Dans des élans pathétiques, des élus de droite se sont étranglés en invoquant « des pères de famille agenouillés » ou des enfants soumis à « la vue de moignons ». Toutes situations propres selon eux à bouleverser la sécurité publique. Tous ont avoué leur gêne. Mais sans aller jusqu’à reconnaître que c’est en somme la vue de la misère qui les rend mal à l’aise et l’idée que cette misère a franchi nos frontières. C’est d’ailleurs le grand combat de l’UDC qui a refusé le contreprojet préférant mettre en cause et Schenggen et la tolérance sur notre sol de « personnes sans moyens d’existence ». Le PS a déclaré « ne pas brader ses valeurs mais soutenir un compromis ». Son secrétaire cantonal a affirmé qu’il s’agissait « d’éviter une votation populaire qui pourrait être violente ».

Mais personne n’a contesté qu’il s’agissait essentiellement de s’en prendre aux 30 à 60 Roms au maximum qui, selon les périodes, vivotent dans les rues lausannoises et qui sont les plus visibles. Comme le relève le Conseil synodal de l’Eglise réformée vaudoise, « un mendiant dans la rue est signe que la grande pauvreté existe. La mendicité est un moyen de survie pour des familles entières de Roms et d’autres personnes, y compris des Suisses. L’interdire serait les appauvrir encore plus. »
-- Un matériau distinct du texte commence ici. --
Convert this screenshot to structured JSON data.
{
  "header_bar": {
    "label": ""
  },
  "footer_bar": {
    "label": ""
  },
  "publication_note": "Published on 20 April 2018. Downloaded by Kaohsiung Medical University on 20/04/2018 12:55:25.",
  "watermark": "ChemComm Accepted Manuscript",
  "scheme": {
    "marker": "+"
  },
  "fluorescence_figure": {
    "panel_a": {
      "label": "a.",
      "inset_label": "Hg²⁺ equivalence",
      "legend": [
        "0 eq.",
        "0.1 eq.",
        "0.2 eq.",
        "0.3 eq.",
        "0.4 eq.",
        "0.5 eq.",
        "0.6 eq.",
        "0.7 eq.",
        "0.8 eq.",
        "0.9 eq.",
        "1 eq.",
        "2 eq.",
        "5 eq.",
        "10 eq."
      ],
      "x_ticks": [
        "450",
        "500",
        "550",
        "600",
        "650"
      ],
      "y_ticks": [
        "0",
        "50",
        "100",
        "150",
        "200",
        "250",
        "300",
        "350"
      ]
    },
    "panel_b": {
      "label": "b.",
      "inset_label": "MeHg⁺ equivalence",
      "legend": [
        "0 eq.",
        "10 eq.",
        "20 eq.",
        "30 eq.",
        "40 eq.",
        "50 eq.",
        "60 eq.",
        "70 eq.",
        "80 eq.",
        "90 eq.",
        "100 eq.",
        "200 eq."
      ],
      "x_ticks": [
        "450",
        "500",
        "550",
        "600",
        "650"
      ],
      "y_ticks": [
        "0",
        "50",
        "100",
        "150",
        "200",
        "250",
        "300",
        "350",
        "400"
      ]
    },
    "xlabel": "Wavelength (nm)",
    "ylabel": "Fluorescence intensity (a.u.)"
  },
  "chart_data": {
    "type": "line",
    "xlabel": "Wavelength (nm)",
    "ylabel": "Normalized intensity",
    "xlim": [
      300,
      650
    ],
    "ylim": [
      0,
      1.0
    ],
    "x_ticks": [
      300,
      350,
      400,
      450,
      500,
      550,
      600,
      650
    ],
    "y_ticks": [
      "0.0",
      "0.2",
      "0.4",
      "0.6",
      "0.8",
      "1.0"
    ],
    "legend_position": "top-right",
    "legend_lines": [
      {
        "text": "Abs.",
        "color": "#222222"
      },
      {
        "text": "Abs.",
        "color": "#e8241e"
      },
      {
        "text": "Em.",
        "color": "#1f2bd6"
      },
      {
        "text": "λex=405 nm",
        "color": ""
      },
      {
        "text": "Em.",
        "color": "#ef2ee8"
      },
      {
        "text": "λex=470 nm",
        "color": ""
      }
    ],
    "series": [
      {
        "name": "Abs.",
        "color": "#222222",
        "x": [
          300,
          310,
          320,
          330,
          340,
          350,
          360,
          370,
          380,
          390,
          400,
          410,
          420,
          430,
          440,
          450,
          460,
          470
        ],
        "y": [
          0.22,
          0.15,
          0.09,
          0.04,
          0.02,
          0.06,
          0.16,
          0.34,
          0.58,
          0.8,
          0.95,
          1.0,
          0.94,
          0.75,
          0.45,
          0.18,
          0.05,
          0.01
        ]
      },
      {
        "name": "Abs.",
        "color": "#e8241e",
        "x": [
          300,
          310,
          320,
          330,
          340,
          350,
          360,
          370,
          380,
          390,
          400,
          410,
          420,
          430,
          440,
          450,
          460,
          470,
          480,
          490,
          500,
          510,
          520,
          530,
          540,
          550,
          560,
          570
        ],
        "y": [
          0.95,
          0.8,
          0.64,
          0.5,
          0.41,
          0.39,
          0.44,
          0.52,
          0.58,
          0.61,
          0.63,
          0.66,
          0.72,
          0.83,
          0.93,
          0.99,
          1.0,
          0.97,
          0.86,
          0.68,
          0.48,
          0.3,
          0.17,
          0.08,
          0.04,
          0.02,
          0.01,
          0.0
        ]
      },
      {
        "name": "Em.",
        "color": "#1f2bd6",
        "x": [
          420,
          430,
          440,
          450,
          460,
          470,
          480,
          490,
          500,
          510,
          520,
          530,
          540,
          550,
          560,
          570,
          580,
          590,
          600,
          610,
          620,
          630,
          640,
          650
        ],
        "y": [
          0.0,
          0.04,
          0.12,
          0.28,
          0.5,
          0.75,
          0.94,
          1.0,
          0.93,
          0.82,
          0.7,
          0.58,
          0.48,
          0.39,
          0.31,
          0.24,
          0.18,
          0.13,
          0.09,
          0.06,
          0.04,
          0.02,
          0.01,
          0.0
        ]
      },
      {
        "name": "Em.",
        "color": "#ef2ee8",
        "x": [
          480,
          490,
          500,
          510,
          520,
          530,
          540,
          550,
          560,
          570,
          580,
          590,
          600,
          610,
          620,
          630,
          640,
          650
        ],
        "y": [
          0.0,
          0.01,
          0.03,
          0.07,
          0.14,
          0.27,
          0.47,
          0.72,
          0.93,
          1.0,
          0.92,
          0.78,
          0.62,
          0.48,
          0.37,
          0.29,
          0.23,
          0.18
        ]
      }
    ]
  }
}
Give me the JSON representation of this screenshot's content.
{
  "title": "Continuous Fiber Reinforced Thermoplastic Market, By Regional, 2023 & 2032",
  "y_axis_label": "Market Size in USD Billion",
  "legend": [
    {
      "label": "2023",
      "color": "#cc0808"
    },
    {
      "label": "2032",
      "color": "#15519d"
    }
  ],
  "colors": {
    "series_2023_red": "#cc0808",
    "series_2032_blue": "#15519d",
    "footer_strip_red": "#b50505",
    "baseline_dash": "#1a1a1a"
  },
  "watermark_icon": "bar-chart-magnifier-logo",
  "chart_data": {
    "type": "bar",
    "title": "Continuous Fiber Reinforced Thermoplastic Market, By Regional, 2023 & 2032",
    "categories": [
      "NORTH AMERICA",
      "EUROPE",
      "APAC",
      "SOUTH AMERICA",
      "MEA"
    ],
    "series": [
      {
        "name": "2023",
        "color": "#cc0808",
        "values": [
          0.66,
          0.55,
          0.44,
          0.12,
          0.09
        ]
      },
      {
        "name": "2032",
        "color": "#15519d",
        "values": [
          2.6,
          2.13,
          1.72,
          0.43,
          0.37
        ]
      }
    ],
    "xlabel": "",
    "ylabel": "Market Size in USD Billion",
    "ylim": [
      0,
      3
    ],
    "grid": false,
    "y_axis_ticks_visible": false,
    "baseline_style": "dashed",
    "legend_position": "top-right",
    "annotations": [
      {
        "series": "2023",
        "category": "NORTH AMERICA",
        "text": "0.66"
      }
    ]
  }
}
En définitive, sans doute pour se donner bonne conscience, et qui sait obtenir des indulgences du Ciel, le Conseil a accepté de confirmer la nomination d’un policier médiateur auprès des Roms qui existe déjà et a voté un budget de 100’000 francs renouvelés sur quatre ans en faveur de l’action de Terre des Hommes en Roumanie. De plus, une action de sensibilisation en faveur des Roms sera menée à Lausanne et une évaluation des nouvelles mesures sera conduite par la Municipalité. Quelques décisions alibis qui permettront peut-être à ceux que l’existence de la misère dérange au point de refuser de la voir de dormir paisiblement.